Taiwan, U.S. discuss getting better access for island at WHO
Taiwan's lack of WHO membership during epidemic causes anger
China denounces Taiwan's 'political manipulation'
TAIPEI/BEIJING, April 3 (Reuters) - Taiwan and the United States this week discussed how to get "closer coordination" between the island and the World Health Organization (WHO) during the coronavirus outbreak, drawing a rebuke from China for "political manipulation" of the epidemic.
Taiwan's is excluded from the WHO due to diplomatic pressure from China, which considers it merely a wayward province with no right to the trappings of state. nL4N2BN2TH]
Its omission has become a major source of anger for the Taiwan, which says it has been unable to get first hand information from the WHO, putting lives on the island in danger for the sake of politics. Both the WHO and China say Taiwan has been given the help it needs.

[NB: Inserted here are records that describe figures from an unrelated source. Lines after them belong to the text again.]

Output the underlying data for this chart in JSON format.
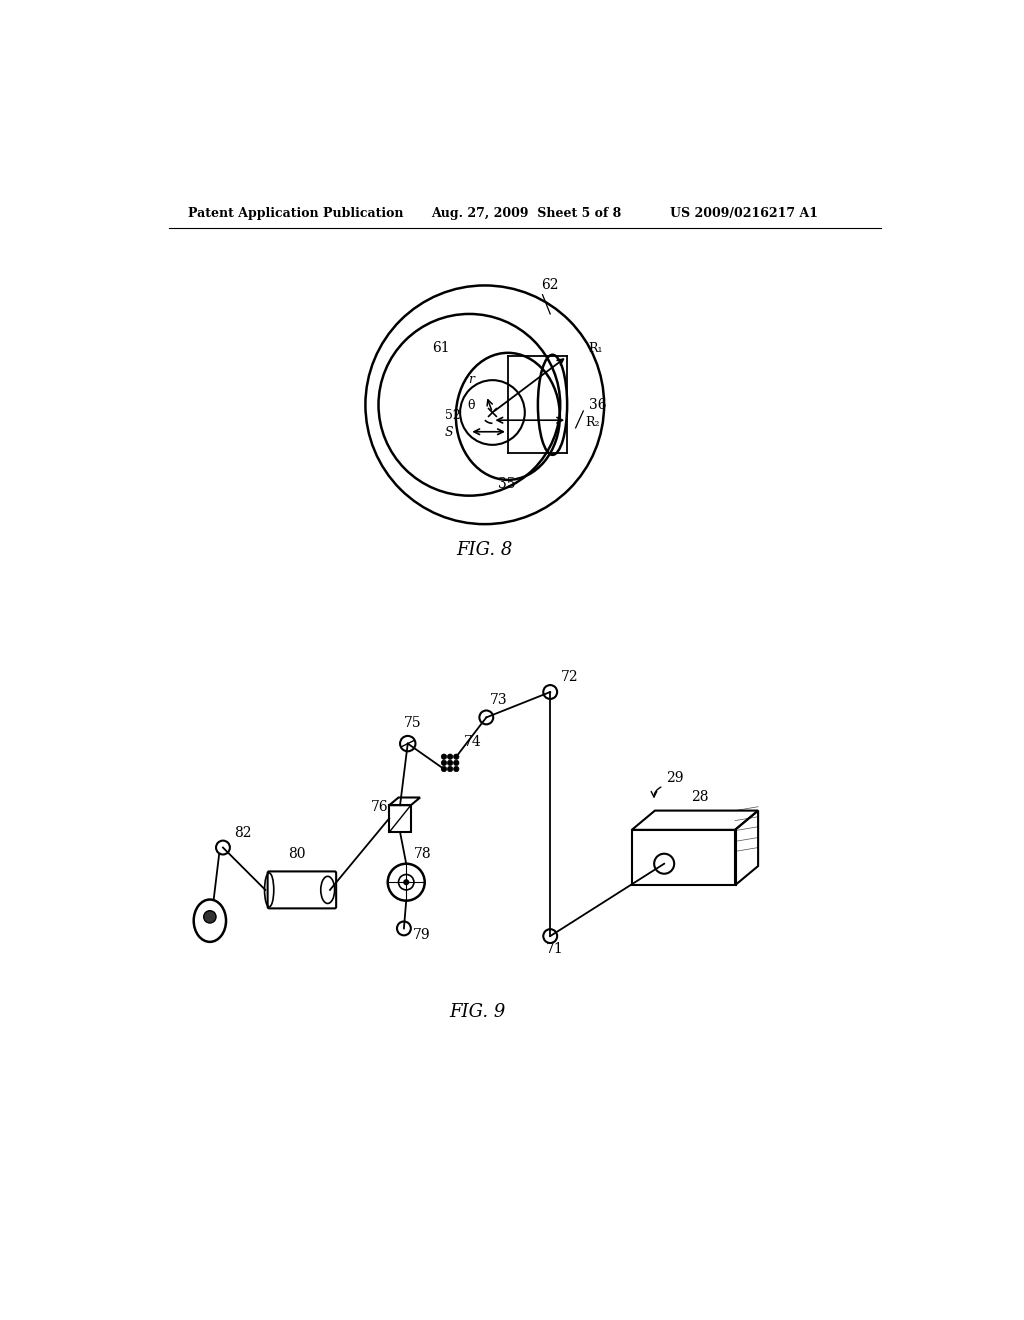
{
  "background_color": "#ffffff",
  "header_left": "Patent Application Publication",
  "header_mid": "Aug. 27, 2009  Sheet 5 of 8",
  "header_right": "US 2009/0216217 A1",
  "fig8_label": "FIG. 8",
  "fig9_label": "FIG. 9",
  "font_color": "#000000",
  "line_color": "#000000"
}
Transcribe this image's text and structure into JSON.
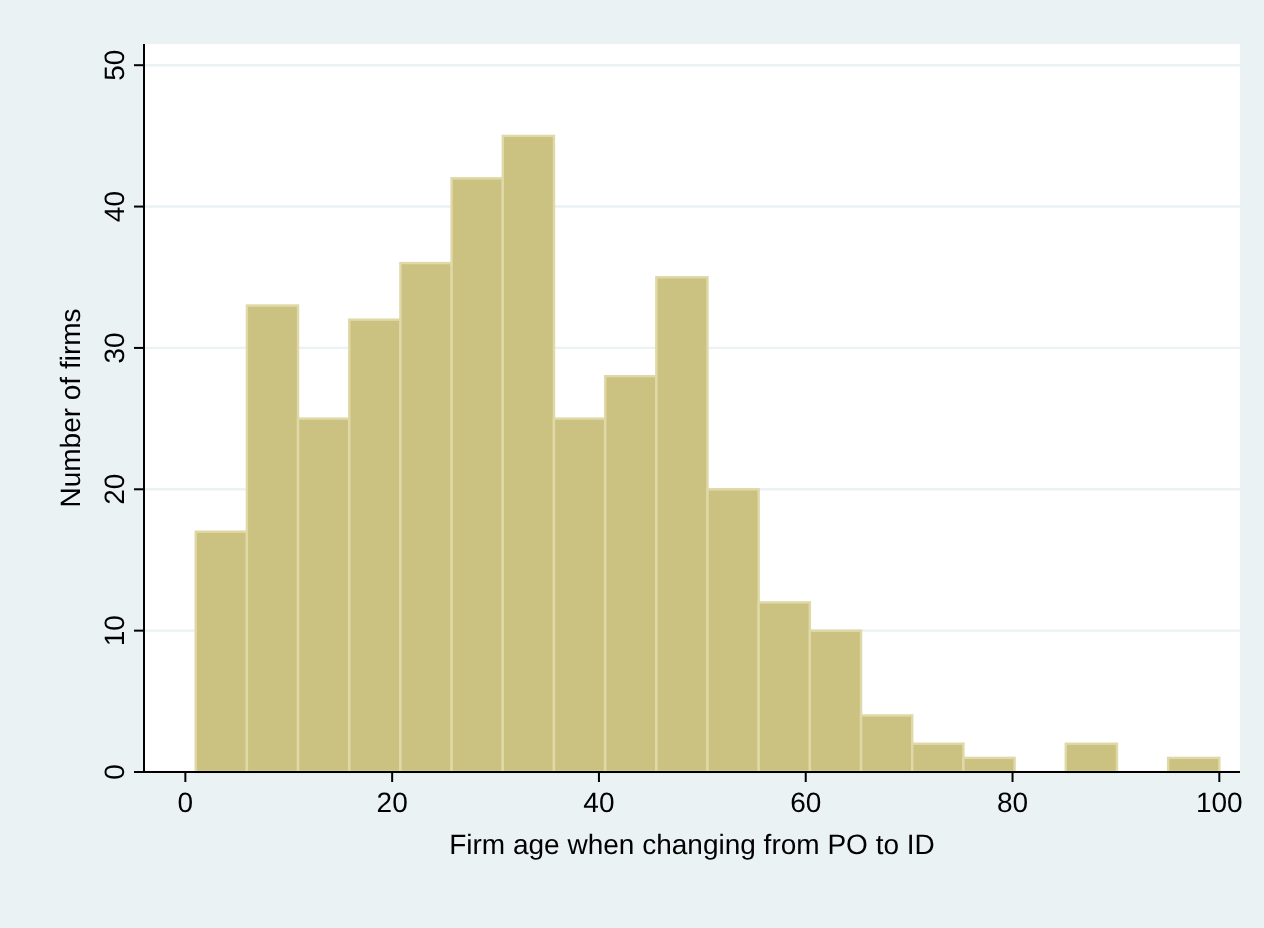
{
  "chart_data": {
    "type": "histogram",
    "xlabel": "Firm age when changing from PO to ID",
    "ylabel": "Number of firms",
    "bins": [
      1,
      5.95,
      10.9,
      15.85,
      20.8,
      25.75,
      30.7,
      35.65,
      40.6,
      45.55,
      50.5,
      55.45,
      60.4,
      65.35,
      70.3,
      75.25,
      80.2,
      85.15,
      90.1,
      95.05,
      100
    ],
    "values": [
      17,
      33,
      25,
      32,
      36,
      42,
      45,
      25,
      28,
      35,
      20,
      12,
      10,
      4,
      2,
      1,
      0,
      2,
      0,
      1
    ],
    "color": "#cbc282",
    "xlim": [
      -4,
      102
    ],
    "xticks": [
      0,
      20,
      40,
      60,
      80,
      100
    ],
    "ylim": [
      0,
      51.5
    ],
    "yticks": [
      0,
      10,
      20,
      30,
      40,
      50
    ],
    "grid": "y"
  }
}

The U.S. State Department said on Thursday senior officials from the United States and Taiwan on Tuesday held a "virtual forum on expanding Taiwan's participation on the global stage", with particular focus on the WHO and how to share Taiwan's successful model of fighting the coronavirus.
"Participants also discussed ongoing efforts to reinstate Taiwan's observer status at the World Health Assembly, as well as other avenues for closer coordination between Taiwan and the World Health Organization," it said.
The World Health Assembly is the WHO's decision-making body.
Taiwan attended it as an observer from 2009-2016 when Taipei-Beijing relations warmed, but China blocked further participation after the election of Taiwan President Tsai Ing-wen, who China views as a separatist, charges she denies.
Taiwan's Foreign Ministry expressed thanks to the United States on Friday for its "continued taking of concrete actions to support Taiwan's participation in the WHO and other international organisations".
In Beijing, Chinese Foreign Ministry spokeswoman Hua Chunying said the United States and Taiwan were both well aware that members of the WHO must be sovereign states, and accused Taiwan of seeking political capital from the outbreak.
"We hope they will not attempt to use this epidemic to engage in political manipulation," she told a daily news briefing.
U.S. President Donald Trump signed a new law last month requiring increased support for Taiwan's international role. China threatened unspecified retaliation in response.
Like most countries the United States has only unofficial ties with the island, but is its strongest backer on the world stage.
Taiwan has been far more successful than many of its neighbours keeping the virus in check thanks to early and stringent steps to control its spread. It has reported 348 cases and five deaths to date.
In its latest measure, Health Minister Chen Shih-chung said on Friday people who don't wear face masks on public transport would face fines of up to T$15,000 (nearly $500).